While the concept of force majeure has recently shot to prominence in commercial law due to the coronavirus pandemic and the war in Ukraine, it does not release those concerned from liability in all circumstances.
It is not surprising, however, given the profound impact these crises have had on the economy and the various other problems that are contributing to supply bottlenecks and the failure of supply chains, that many businesses are finding it increasingly difficult to fulfil their contractual obligations. This is often justified with reference to force majeure, but, as noted by Michael Rainer – managing partner at the commercial law firm MTR Rechtsanwälte – not every supply shortage can be attributed to force majeure.
Indeed, the term is generally only applicable to unforeseeable and unavoidable events that are beyond the control of the relevant contractual partner and which could not have been prevented even with access to reasonable and appropriate resources. This in no way amounts to a free pass for the parties not to fulfill their contractual obligations. Case in point: a ruling of Berlin’s court of appeals – the Kammergericht (KG) Berlin – from May 24, 2022 (case ref.: 21 U 156/21).
The defendant in this case was a property developer that had committed themselves in a notarized contract to handing over an apartment which the buyer ought to have been able to move into by June 30, 2018. Unfortunately, it would be about another two years – on July 6, 2020 – before the property was handed over to the buyer, who was forced to move into rental accommodation due to the delay and consequently demanded compensation for the costs incurred.
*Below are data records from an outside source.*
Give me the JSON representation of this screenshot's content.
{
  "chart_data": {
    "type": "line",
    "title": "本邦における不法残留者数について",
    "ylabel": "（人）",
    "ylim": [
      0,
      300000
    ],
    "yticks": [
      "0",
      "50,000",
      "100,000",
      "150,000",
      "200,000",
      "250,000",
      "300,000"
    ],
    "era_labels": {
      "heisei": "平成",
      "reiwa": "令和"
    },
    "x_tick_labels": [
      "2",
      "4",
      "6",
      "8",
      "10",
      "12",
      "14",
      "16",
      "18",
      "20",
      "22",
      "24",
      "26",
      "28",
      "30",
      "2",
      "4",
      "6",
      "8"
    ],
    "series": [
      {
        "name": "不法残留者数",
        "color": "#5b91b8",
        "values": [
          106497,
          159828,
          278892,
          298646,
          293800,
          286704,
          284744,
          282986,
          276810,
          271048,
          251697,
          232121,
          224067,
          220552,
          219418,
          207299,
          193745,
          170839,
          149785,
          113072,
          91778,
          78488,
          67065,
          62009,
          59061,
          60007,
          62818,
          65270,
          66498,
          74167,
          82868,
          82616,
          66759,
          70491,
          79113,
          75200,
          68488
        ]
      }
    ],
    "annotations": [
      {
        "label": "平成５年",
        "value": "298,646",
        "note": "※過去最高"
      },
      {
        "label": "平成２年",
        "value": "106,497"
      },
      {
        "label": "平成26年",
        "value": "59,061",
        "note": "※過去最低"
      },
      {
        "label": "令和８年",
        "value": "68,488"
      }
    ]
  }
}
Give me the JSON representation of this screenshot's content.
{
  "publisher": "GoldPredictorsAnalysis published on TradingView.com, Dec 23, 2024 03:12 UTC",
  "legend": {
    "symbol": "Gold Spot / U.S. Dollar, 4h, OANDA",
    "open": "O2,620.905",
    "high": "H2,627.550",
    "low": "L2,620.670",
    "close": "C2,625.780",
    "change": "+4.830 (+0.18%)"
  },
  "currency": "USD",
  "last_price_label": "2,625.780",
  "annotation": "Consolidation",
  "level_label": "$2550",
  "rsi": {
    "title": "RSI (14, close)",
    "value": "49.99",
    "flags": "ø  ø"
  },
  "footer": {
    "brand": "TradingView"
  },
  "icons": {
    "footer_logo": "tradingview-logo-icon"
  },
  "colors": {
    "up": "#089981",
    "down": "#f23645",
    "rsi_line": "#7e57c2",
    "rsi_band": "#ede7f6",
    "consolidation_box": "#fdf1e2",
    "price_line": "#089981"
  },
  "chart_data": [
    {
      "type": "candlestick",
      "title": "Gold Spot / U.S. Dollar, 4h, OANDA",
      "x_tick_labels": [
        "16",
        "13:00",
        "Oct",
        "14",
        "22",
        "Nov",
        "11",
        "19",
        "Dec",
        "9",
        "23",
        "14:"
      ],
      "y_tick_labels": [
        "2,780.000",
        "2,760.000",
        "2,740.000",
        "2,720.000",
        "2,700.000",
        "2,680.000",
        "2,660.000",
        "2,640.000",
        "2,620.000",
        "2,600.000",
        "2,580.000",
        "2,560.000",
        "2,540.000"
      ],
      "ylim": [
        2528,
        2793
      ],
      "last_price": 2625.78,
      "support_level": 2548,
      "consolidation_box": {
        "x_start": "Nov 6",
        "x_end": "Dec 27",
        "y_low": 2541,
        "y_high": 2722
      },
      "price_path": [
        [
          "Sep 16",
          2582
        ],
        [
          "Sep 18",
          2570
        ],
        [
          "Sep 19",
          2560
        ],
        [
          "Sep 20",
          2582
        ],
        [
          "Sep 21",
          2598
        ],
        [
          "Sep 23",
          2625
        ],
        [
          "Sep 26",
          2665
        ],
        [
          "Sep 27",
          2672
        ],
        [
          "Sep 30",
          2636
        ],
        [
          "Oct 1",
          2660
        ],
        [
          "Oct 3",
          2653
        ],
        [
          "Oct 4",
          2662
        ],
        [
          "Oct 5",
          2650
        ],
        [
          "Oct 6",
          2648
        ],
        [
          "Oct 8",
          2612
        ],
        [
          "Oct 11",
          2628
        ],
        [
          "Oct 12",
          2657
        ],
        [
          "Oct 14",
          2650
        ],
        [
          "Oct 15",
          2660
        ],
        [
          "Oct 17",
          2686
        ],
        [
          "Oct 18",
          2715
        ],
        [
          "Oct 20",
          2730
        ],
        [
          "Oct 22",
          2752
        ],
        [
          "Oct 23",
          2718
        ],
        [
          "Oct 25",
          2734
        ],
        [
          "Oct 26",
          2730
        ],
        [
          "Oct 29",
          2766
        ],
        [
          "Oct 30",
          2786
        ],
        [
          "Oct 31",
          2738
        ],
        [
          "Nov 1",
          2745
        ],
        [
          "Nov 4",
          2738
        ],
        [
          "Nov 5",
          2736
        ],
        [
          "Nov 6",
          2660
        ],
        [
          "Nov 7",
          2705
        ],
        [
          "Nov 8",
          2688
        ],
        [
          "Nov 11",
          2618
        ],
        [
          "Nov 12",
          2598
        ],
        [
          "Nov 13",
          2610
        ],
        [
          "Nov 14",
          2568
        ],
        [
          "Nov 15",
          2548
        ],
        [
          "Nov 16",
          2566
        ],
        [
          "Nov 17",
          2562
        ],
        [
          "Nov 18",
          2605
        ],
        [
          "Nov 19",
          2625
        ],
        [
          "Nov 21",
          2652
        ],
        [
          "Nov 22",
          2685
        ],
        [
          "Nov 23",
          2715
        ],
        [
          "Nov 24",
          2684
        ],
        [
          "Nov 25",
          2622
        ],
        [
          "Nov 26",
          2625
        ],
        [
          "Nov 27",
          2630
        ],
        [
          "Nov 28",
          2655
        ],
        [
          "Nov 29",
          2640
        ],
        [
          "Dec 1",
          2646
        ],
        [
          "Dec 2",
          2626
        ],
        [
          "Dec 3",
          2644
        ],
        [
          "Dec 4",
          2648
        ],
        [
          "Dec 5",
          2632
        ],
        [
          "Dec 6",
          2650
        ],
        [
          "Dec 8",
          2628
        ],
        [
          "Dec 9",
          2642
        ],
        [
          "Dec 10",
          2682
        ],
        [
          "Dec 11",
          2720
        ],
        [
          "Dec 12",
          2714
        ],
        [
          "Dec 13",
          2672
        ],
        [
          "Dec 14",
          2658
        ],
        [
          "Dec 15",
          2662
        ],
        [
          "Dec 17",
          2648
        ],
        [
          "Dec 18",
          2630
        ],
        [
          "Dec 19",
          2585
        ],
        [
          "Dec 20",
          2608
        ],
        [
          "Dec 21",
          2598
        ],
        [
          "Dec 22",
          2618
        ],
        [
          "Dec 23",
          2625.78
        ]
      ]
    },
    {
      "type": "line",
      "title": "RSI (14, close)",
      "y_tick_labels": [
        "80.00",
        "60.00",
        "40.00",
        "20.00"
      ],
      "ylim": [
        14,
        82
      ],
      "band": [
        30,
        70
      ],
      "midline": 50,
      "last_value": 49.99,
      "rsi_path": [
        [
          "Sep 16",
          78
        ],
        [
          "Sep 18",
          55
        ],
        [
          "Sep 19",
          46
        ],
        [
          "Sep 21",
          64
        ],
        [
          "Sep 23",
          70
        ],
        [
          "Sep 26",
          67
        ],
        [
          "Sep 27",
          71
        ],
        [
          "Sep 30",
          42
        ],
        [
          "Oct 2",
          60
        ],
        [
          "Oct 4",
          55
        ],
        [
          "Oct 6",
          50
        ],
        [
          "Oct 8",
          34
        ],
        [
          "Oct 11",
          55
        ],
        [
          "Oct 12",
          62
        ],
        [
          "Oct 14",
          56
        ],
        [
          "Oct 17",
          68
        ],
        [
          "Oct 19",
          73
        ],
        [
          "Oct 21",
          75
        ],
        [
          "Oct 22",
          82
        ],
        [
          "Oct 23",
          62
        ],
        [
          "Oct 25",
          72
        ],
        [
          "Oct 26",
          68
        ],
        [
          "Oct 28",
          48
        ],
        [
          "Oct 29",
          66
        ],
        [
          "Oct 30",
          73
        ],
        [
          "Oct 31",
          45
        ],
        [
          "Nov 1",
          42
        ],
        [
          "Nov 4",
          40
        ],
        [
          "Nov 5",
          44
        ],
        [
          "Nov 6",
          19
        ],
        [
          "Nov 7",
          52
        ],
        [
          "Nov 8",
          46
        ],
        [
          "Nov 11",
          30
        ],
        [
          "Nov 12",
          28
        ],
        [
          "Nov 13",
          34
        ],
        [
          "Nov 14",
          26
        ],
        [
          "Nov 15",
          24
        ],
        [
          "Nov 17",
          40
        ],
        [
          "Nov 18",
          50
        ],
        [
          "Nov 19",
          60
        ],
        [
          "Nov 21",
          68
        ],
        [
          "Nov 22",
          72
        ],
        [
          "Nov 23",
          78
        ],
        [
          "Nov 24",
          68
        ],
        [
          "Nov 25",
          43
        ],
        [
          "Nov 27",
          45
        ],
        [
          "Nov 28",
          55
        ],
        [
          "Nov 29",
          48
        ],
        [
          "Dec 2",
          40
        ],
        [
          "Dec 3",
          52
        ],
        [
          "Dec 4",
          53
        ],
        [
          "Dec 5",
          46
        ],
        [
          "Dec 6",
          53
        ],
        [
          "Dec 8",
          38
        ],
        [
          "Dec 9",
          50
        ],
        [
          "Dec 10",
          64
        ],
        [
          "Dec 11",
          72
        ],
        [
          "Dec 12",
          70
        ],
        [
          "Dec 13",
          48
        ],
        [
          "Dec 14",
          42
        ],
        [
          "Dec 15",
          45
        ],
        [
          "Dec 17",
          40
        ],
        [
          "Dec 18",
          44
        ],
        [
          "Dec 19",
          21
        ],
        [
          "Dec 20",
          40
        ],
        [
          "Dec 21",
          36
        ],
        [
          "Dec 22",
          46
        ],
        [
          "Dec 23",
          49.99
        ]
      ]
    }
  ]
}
The developer refused to take full responsibility for the delayed handover of the apartment, citing as a justification that foreign construction workers were not able to enter Germany between March and July of 2020 due to the COVID-19 pandemic, and that during this time there were supply shortages and building materials could not be delivered.
Rejecting this line of reasoning, the KG Berlin ruled that the developer was required to set out specifically which serious and unforeseeable circumstance had impacted the building project such that it led to the delay. They were required to explain in what manner and over what duration the workflow was disrupted. In addition, it was necessary for them to take into account circumstances that had a positive impact on the construction time, such as services being brought forward. A blanket appeal to force majeure was not going to cut it. Because of the failure to fulfill these requirements, the developer was ordered by the Court to pay compensation.